Autosomal dominant popliteal pterygium syndrome (PPS) is a rare genetic malformative disorder characterized by cleft lip with or without cleft palate, contractures of the lower extremities, abnormal external genitalia, syndactyly of fingers and/or toes, and pyramidal skin fold over hallux nail.
Exact prevalence and annual incidence are not known but a prevalence of about 1/300,000 has been suggested for PPS. More than 200 cases of PPS have been reported.
Patients with PPS have cleft lip and/or palate (91%-97%), lower lip pits or sinuses (45%), webbing of the skin extending from the ischial tuberosities to the heels (popliteal pterygium with contractures possibly impairing mobility) (58%), bifid scrotum and cryptorchidism in affected males, and hypoplasia of the labia majora in females, finger and/or toe syndactyly, and skin abnormalities around the nails. Almost all patients have a pyramidal fold of skin overlying the nail of the hallux. Some may have missing teeth. Other occasional features include filiform synechiae connecting the upper and lower jaws (syngnathia) or the upper and lower eyelids (ankyloblepharon) and talipes. Growth and intellectual development are normal in patients with PPS although there are some reports of delayed language acquisition and learning disabilities.
PPS is associated with mutations in the IRF6 gene (1q32.2-q32.3), involved in the formation of connective and epithelial tissues. Almost all affected patients harbor mutations in this gene.
Diagnosis is based on the presence of the characteristic range of clinical findings (cleft lip with or without cleft palate, popliteal pterygium, genital and nail anomalies), and can be confirmed by molecular genetic testing. PPS is highly associated with missense mutations that alter residues that are predicted to interact directly with DNA in exons 3 and 4 of IRF6.

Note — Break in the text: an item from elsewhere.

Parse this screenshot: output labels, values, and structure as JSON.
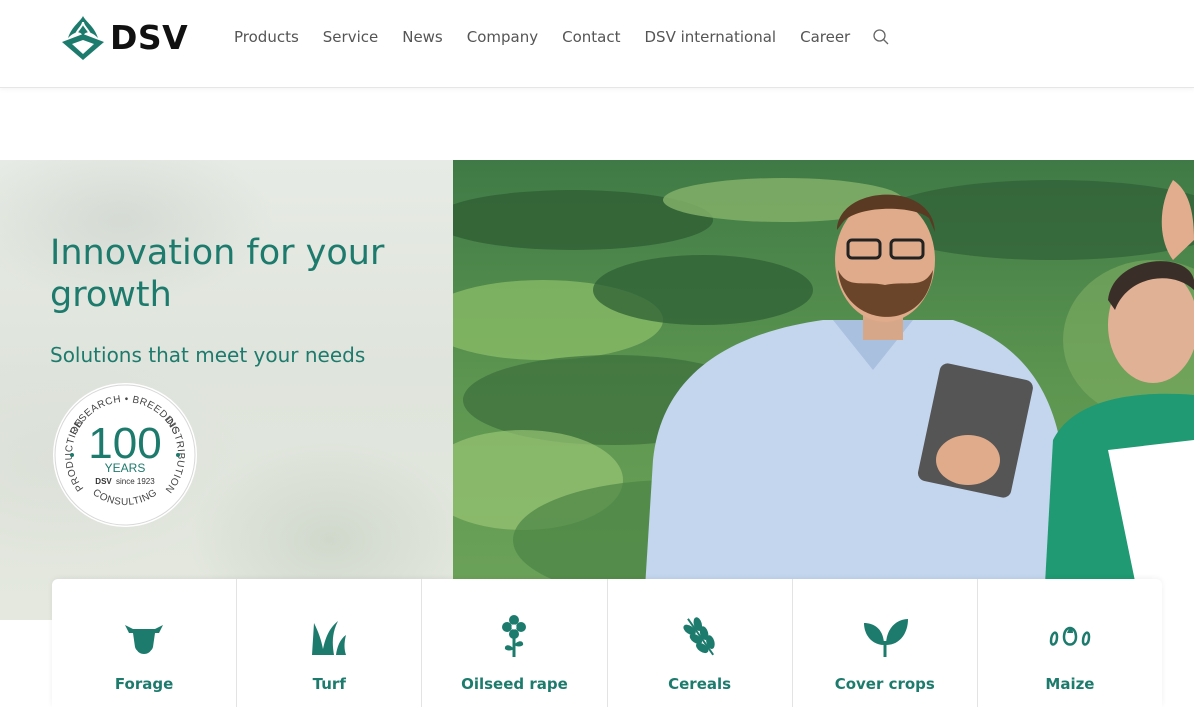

Mildly affected PPS patients have significant clinical overlap with van der Woude syndrome (see this term), a disorder caused by deletions and mutations in the same gene. In fact, affected individuals in the same family, having the same mutation in IRF6, have been diagnosed with PPS and with VWS. Multiple pterygium syndrome and Bartsocas-Papas syndrome should also be considered (see these terms).
Prenatal diagnosis for at-risk pregnancies is possible through molecular analysis following amniocentesis or chorionic villus sampling, if the disease-causing mutation has been identified in the family.
PPS follows an autosomal dominant pattern of inheritance. However, penetrance is incomplete and expressivity variable. De novo mutations have also been reported. Genetic counseling should be provided to affected families.
In infants, nutritional intake and weight gain should be monitored. Cleft lip and/or palate should be treated surgically at an early stage and orthodontically by a specialized multidisciplinary team. Speech therapy and audiological and dental assessments should also be provided. Surgery may also be required for lip pits, popliteal pterygium, syndactyly and ankyloblepharon. Rarely, surgical correction of abnormal genitalia may be considered. Management of the other manifestations of PPS is generally supportive and symptomatic.
Overall prognosis is good. Growth and intelligence are expected to be normal, and corrective surgeries are available, especially for orofacial clefts. However, the prognosis for physical activity depends on the severity of the pterygium and the success of corrective surgery. Also, genital anomalies may cause infertility.